Anti-DDoS Proxy (Chinese Mainland) and Anti-DDoS Proxy (Outside Chinese Mainland) offer two function plans: Standard and Enhanced. This topic compares the two plans to help you decide which fits your security requirements.
Feature comparison
Service access
| Feature | Description | Standard | Enhanced |
|---|---|---|---|
| CDN or DCDN interaction | Accelerates content delivery while providing DDoS protection. Learn more. | Not supported | Supported |
| Application layer protection | Defends against application layer attacks that do not use HTTP or HTTPS protocols, configured in port forwarding settings. Learn more. | Not supported | Supported |
Protection settings
| Feature | Description | Standard | Enhanced |
|---|---|---|---|
| SecOps Agent (In public preview) | Enables an AI-powered autonomous mode in the Global Protection Policy. Automatically generates and continuously optimizes protection policies based on your service profile. Learn more. | Not supported | Supported |
| Static page caching | Accelerates website access. Learn more. | Not supported | Supported |
| UDP reflection attack protection | Filters out common UDP reflection attacks from UDP traffic with a single click. Learn more. | Not supported | Supported |
| Packet feature filtering | Distinguishes legitimate traffic from attack traffic using packet payload characteristics. Supports matching policies based on application-layer protocols. Learn more. | Not supported | Supported |
| Blacklist and whitelist (for domain names) | Blocks or allows access requests from specified IP addresses, bypassing all other protection policies. Learn more. | Up to 200 IPs or CIDR blocks per list, per account | Up to 2,000 IPs or CIDR blocks per list, per account |
| Near-origin traffic diversion | Blocks traffic from outside the Chinese Mainland on China Telecom and China Unicom lines and drops it near its source. Learn more. | 10 times per account (total) | 10 times per month per account |
| HTTP flood protection policy | Configures rules based on specific HTTP fields to detect and block HTTP flood attacks. Learn more. | Accurate access control: 20 rules<br>Frequency control: 20 rules | Accurate access control: 100 rules<br>Frequency control: 100 rules |
When to choose Enhanced
The Enhanced plan suits scenarios with higher protection demands:
Complex domain management: Your environment has a high volume of IP addresses or CIDR blocks to block or allow. The Enhanced plan supports up to 2,000 entries per list — 10 times the Standard limit.
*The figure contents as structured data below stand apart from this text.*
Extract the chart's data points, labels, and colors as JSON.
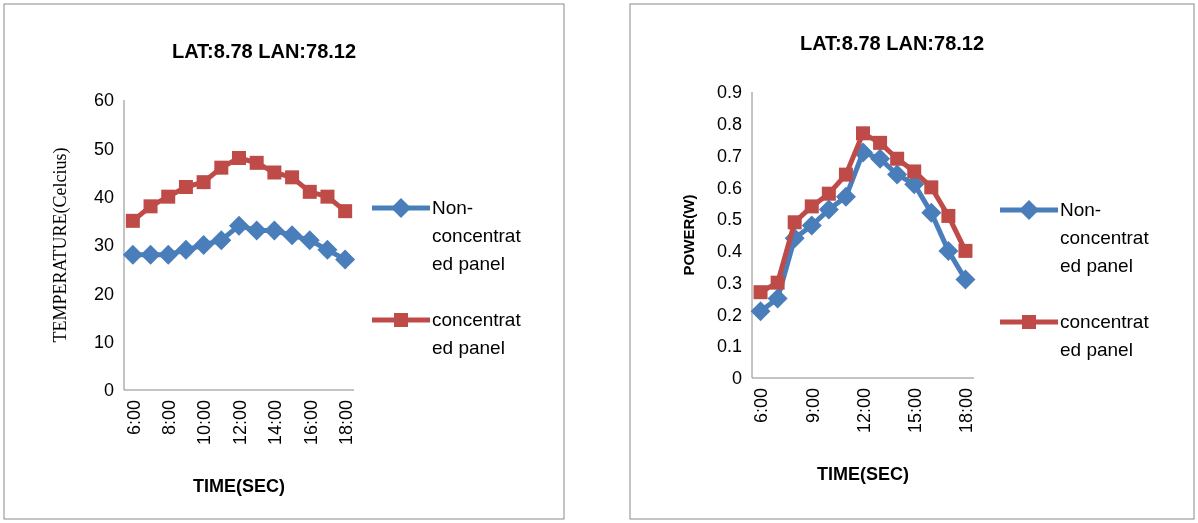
{
  "chart_data": [
    {
      "type": "line",
      "title": "LAT:8.78 LAN:78.12",
      "xlabel": "TIME(SEC)",
      "ylabel": "TEMPERATURE(Celcius)",
      "categories": [
        "6:00",
        null,
        "8:00",
        null,
        "10:00",
        null,
        "12:00",
        null,
        "14:00",
        null,
        "16:00",
        null,
        "18:00"
      ],
      "ylim": [
        0,
        60
      ],
      "yticks": [
        0,
        10,
        20,
        30,
        40,
        50,
        60
      ],
      "grid": false,
      "legend": "right",
      "series": [
        {
          "name": "Non-concentrated panel",
          "color": "#4a7ebb",
          "marker": "diamond",
          "values": [
            28,
            28,
            28,
            29,
            30,
            31,
            34,
            33,
            33,
            32,
            31,
            29,
            27
          ]
        },
        {
          "name": "concentrated panel",
          "color": "#be4b48",
          "marker": "square",
          "values": [
            35,
            38,
            40,
            42,
            43,
            46,
            48,
            47,
            45,
            44,
            41,
            40,
            37
          ]
        }
      ]
    },
    {
      "type": "line",
      "title": "LAT:8.78 LAN:78.12",
      "xlabel": "TIME(SEC)",
      "ylabel": "POWER(W)",
      "categories": [
        "6:00",
        null,
        null,
        "9:00",
        null,
        null,
        "12:00",
        null,
        null,
        "15:00",
        null,
        null,
        "18:00"
      ],
      "ylim": [
        0,
        0.9
      ],
      "yticks": [
        0,
        0.1,
        0.2,
        0.3,
        0.4,
        0.5,
        0.6,
        0.7,
        0.8,
        0.9
      ],
      "grid": false,
      "legend": "right",
      "series": [
        {
          "name": "Non-concentrated panel",
          "color": "#4a7ebb",
          "marker": "diamond",
          "values": [
            0.21,
            0.25,
            0.44,
            0.48,
            0.53,
            0.57,
            0.71,
            0.69,
            0.64,
            0.61,
            0.52,
            0.4,
            0.31
          ]
        },
        {
          "name": "concentrated panel",
          "color": "#be4b48",
          "marker": "square",
          "values": [
            0.27,
            0.3,
            0.49,
            0.54,
            0.58,
            0.64,
            0.77,
            0.74,
            0.69,
            0.65,
            0.6,
            0.51,
            0.4
          ]
        }
      ]
    }
  ]
}
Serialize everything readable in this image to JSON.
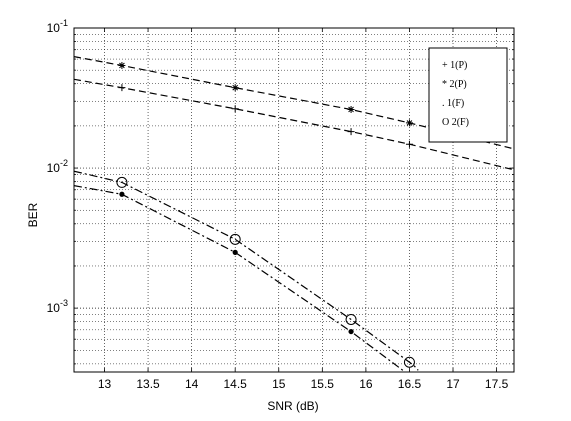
{
  "chart_data": {
    "type": "line",
    "xlabel": "SNR (dB)",
    "ylabel": "BER",
    "xlim": [
      12.65,
      17.7
    ],
    "ylim": [
      0.00035,
      0.1
    ],
    "yscale": "log",
    "grid": true,
    "x_ticks": [
      "13",
      "13.5",
      "14",
      "14.5",
      "15",
      "15.5",
      "16",
      "16.5",
      "17",
      "17.5"
    ],
    "y_ticks": [
      {
        "value": 0.1,
        "base": "10",
        "exp": "-1"
      },
      {
        "value": 0.01,
        "base": "10",
        "exp": "-2"
      },
      {
        "value": 0.001,
        "base": "10",
        "exp": "-3"
      }
    ],
    "legend_position": "top-right",
    "series": [
      {
        "name": "1(P)",
        "legend_symbol": "+",
        "marker": "+",
        "line_style": "dashed",
        "x": [
          12.65,
          13.2,
          14.5,
          15.83,
          16.5,
          17.7
        ],
        "y": [
          0.043,
          0.0375,
          0.0265,
          0.0182,
          0.0148,
          0.0097
        ]
      },
      {
        "name": "2(P)",
        "legend_symbol": "*",
        "marker": "*",
        "line_style": "dashed",
        "x": [
          12.65,
          13.2,
          14.5,
          15.83,
          16.5,
          17.7
        ],
        "y": [
          0.0625,
          0.054,
          0.0375,
          0.0262,
          0.021,
          0.0137
        ]
      },
      {
        "name": "1(F)",
        "legend_symbol": ".",
        "marker": "dot",
        "line_style": "dashdot",
        "x": [
          12.65,
          13.2,
          14.5,
          15.83,
          16.45
        ],
        "y": [
          0.0075,
          0.0065,
          0.0025,
          0.00068,
          0.00035
        ]
      },
      {
        "name": "2(F)",
        "legend_symbol": "O",
        "marker": "circle",
        "line_style": "dashdot",
        "x": [
          12.65,
          13.2,
          14.5,
          15.83,
          16.55,
          16.6
        ],
        "y": [
          0.0095,
          0.0079,
          0.0031,
          0.00083,
          0.00039,
          0.00036
        ]
      }
    ],
    "marker_x": [
      13.2,
      14.5,
      15.83,
      16.5
    ]
  }
}
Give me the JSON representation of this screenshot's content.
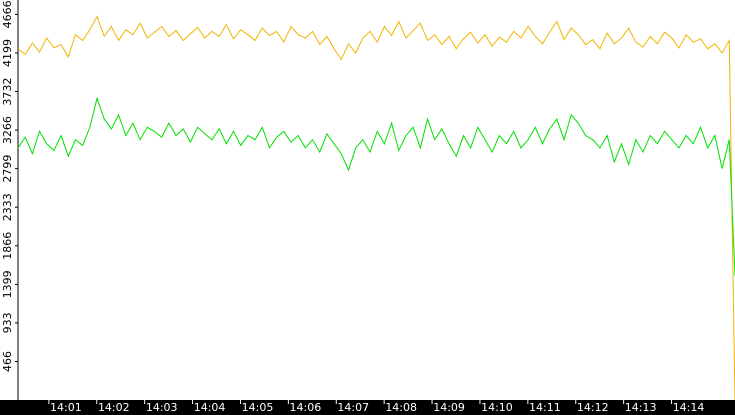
{
  "chart_data": {
    "type": "line",
    "x": [
      0,
      0.15,
      0.3,
      0.45,
      0.6,
      0.75,
      0.9,
      1.05,
      1.2,
      1.35,
      1.5,
      1.65,
      1.8,
      1.95,
      2.1,
      2.25,
      2.4,
      2.55,
      2.7,
      2.85,
      3,
      3.15,
      3.3,
      3.45,
      3.6,
      3.75,
      3.9,
      4.05,
      4.2,
      4.35,
      4.5,
      4.65,
      4.8,
      4.95,
      5.1,
      5.25,
      5.4,
      5.55,
      5.7,
      5.85,
      6,
      6.15,
      6.3,
      6.45,
      6.6,
      6.75,
      6.9,
      7.05,
      7.2,
      7.35,
      7.5,
      7.65,
      7.8,
      7.95,
      8.1,
      8.25,
      8.4,
      8.55,
      8.7,
      8.85,
      9,
      9.15,
      9.3,
      9.45,
      9.6,
      9.75,
      9.9,
      10.05,
      10.2,
      10.35,
      10.5,
      10.65,
      10.8,
      10.95,
      11.1,
      11.25,
      11.4,
      11.55,
      11.7,
      11.85,
      12,
      12.15,
      12.3,
      12.45,
      12.6,
      12.75,
      12.9,
      13.05,
      13.2,
      13.35,
      13.5,
      13.65,
      13.8,
      13.95,
      14.1,
      14.25,
      14.4,
      14.55,
      14.7,
      14.85,
      14.97
    ],
    "series": [
      {
        "color": "#f0b400",
        "values": [
          4250,
          4180,
          4320,
          4210,
          4380,
          4260,
          4300,
          4150,
          4420,
          4350,
          4480,
          4640,
          4400,
          4520,
          4350,
          4480,
          4420,
          4560,
          4380,
          4450,
          4520,
          4400,
          4470,
          4350,
          4430,
          4510,
          4380,
          4460,
          4400,
          4540,
          4370,
          4480,
          4420,
          4350,
          4500,
          4410,
          4460,
          4330,
          4520,
          4420,
          4380,
          4460,
          4300,
          4400,
          4250,
          4120,
          4310,
          4200,
          4380,
          4460,
          4330,
          4520,
          4410,
          4580,
          4380,
          4470,
          4560,
          4350,
          4420,
          4300,
          4400,
          4250,
          4370,
          4450,
          4320,
          4420,
          4280,
          4390,
          4330,
          4460,
          4380,
          4520,
          4400,
          4310,
          4450,
          4580,
          4360,
          4500,
          4420,
          4300,
          4360,
          4250,
          4440,
          4310,
          4380,
          4500,
          4330,
          4270,
          4400,
          4310,
          4450,
          4380,
          4260,
          4420,
          4330,
          4370,
          4250,
          4310,
          4200,
          4350,
          0
        ]
      },
      {
        "color": "#00e000",
        "values": [
          3050,
          3180,
          2980,
          3250,
          3100,
          3020,
          3200,
          2950,
          3150,
          3080,
          3300,
          3650,
          3400,
          3280,
          3450,
          3200,
          3350,
          3150,
          3300,
          3250,
          3180,
          3350,
          3200,
          3280,
          3120,
          3300,
          3220,
          3150,
          3280,
          3100,
          3250,
          3080,
          3200,
          3150,
          3300,
          3050,
          3180,
          3250,
          3120,
          3200,
          3050,
          3150,
          3000,
          3220,
          3100,
          2980,
          2780,
          3050,
          3150,
          3000,
          3250,
          3100,
          3350,
          3020,
          3200,
          3300,
          3050,
          3400,
          3150,
          3280,
          3100,
          2950,
          3200,
          3050,
          3300,
          3150,
          3000,
          3200,
          3100,
          3250,
          3050,
          3150,
          3300,
          3100,
          3280,
          3400,
          3150,
          3450,
          3350,
          3200,
          3150,
          3050,
          3200,
          2880,
          3100,
          2850,
          3150,
          3000,
          3200,
          3100,
          3250,
          3150,
          3050,
          3200,
          3100,
          3300,
          3050,
          3200,
          2800,
          3150,
          1500
        ]
      }
    ],
    "xlim": [
      0,
      14.97
    ],
    "xticks": [
      {
        "value": 1,
        "label": "14:01"
      },
      {
        "value": 2,
        "label": "14:02"
      },
      {
        "value": 3,
        "label": "14:03"
      },
      {
        "value": 4,
        "label": "14:04"
      },
      {
        "value": 5,
        "label": "14:05"
      },
      {
        "value": 6,
        "label": "14:06"
      },
      {
        "value": 7,
        "label": "14:07"
      },
      {
        "value": 8,
        "label": "14:08"
      },
      {
        "value": 9,
        "label": "14:09"
      },
      {
        "value": 10,
        "label": "14:10"
      },
      {
        "value": 11,
        "label": "14:11"
      },
      {
        "value": 12,
        "label": "14:12"
      },
      {
        "value": 13,
        "label": "14:13"
      },
      {
        "value": 14,
        "label": "14:14"
      }
    ],
    "ylim": [
      0,
      4840
    ],
    "yticks": [
      466,
      933,
      1399,
      1866,
      2333,
      2799,
      3266,
      3732,
      4199,
      4666
    ]
  }
}
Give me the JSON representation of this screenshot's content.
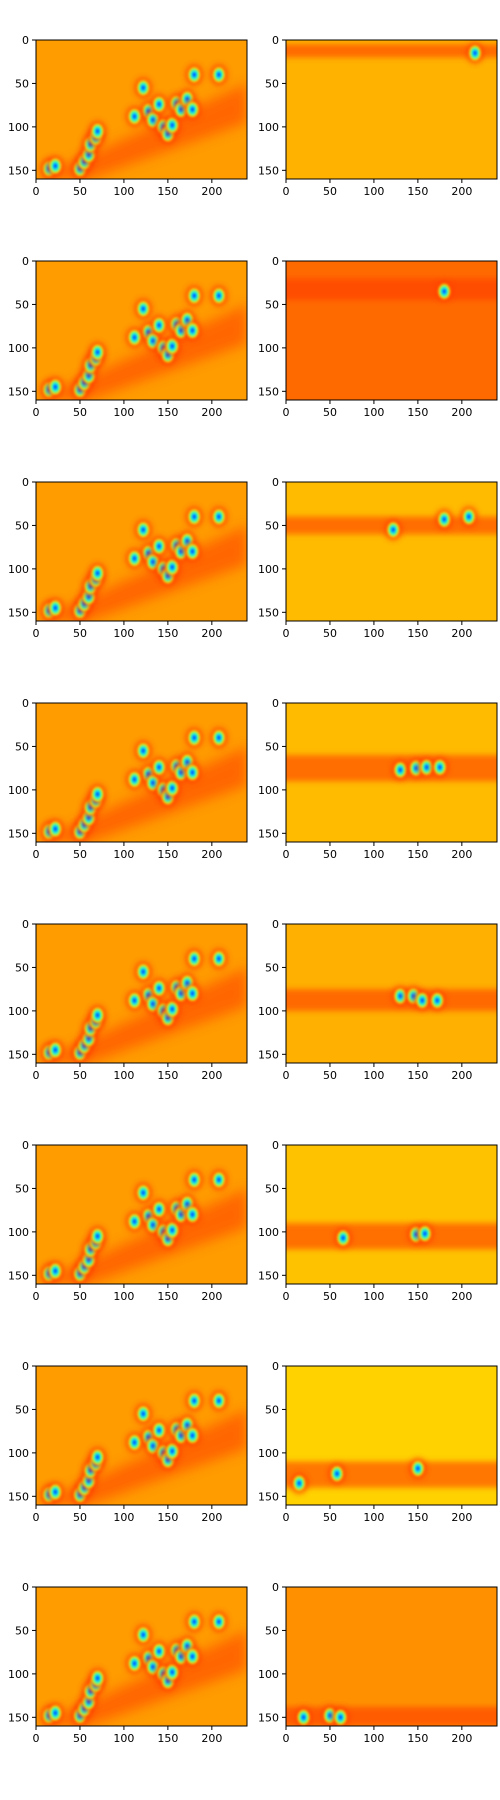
{
  "chart_data": {
    "type": "heatmap",
    "layout": {
      "rows": 8,
      "cols": 2
    },
    "colormap": "jet",
    "axes": {
      "xlim": [
        0,
        240
      ],
      "ylim": [
        160,
        0
      ],
      "xticks": [
        0,
        50,
        100,
        150,
        200
      ],
      "yticks": [
        0,
        50,
        100,
        150
      ],
      "xtick_labels": [
        "0",
        "50",
        "100",
        "150",
        "200"
      ],
      "ytick_labels": [
        "0",
        "50",
        "100",
        "150"
      ]
    },
    "left_panels_description": "Same activation map repeated in every row: orange/red background with green-blue blobs along a diagonal band",
    "right_panels": [
      {
        "row": 1,
        "band_y": [
          5,
          20
        ],
        "background": "#ffb200",
        "blobs": [
          [
            215,
            15
          ]
        ]
      },
      {
        "row": 2,
        "band_y": [
          20,
          45
        ],
        "background": "#ff6a00",
        "blobs": [
          [
            180,
            35
          ]
        ]
      },
      {
        "row": 3,
        "band_y": [
          40,
          60
        ],
        "background": "#ffbb00",
        "blobs": [
          [
            122,
            55
          ],
          [
            180,
            43
          ],
          [
            208,
            40
          ]
        ]
      },
      {
        "row": 4,
        "band_y": [
          60,
          90
        ],
        "background": "#ffbb00",
        "blobs": [
          [
            130,
            77
          ],
          [
            148,
            75
          ],
          [
            160,
            74
          ],
          [
            175,
            74
          ]
        ]
      },
      {
        "row": 5,
        "band_y": [
          75,
          100
        ],
        "background": "#ffb000",
        "blobs": [
          [
            130,
            83
          ],
          [
            145,
            83
          ],
          [
            155,
            88
          ],
          [
            172,
            88
          ]
        ]
      },
      {
        "row": 6,
        "band_y": [
          90,
          120
        ],
        "background": "#ffc200",
        "blobs": [
          [
            65,
            107
          ],
          [
            148,
            103
          ],
          [
            158,
            102
          ]
        ]
      },
      {
        "row": 7,
        "band_y": [
          110,
          140
        ],
        "background": "#ffd200",
        "blobs": [
          [
            15,
            135
          ],
          [
            58,
            124
          ],
          [
            150,
            118
          ]
        ]
      },
      {
        "row": 8,
        "band_y": [
          138,
          160
        ],
        "background": "#ff9000",
        "blobs": [
          [
            20,
            150
          ],
          [
            50,
            148
          ],
          [
            62,
            150
          ]
        ]
      }
    ],
    "colors": {
      "bg_left": "#ff9c00",
      "red": "#ff3a00",
      "yellow": "#ffdf00",
      "green": "#55ffa0",
      "cyan": "#00e4ff",
      "blue": "#0030ff"
    }
  }
}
Strict HTTP flood control: Your business requires fine-grained HTTP-based access control or frequency control. Enhanced raises the rule limit from 20 to 100 per policy type.
Advanced protection features: You need CDN or DCDN interaction, application layer protection for non-HTTP/HTTPS traffic, UDP reflection attack protection, or packet feature filtering.
AI-driven policy management: You want SecOps Agent to automatically generate and refine protection policies based on your service profile.
Pricing
The Enhanced plan costs an additional USD 1,145 per month compared to a Standard plan with the same specifications.USD 1,145 per month
Upgrade and downgrade
Upgrading from Standard to Enhanced is supported. Downgrading from Enhanced to Standard is not supported.
For upgrade instructions, see Upgrade an instance.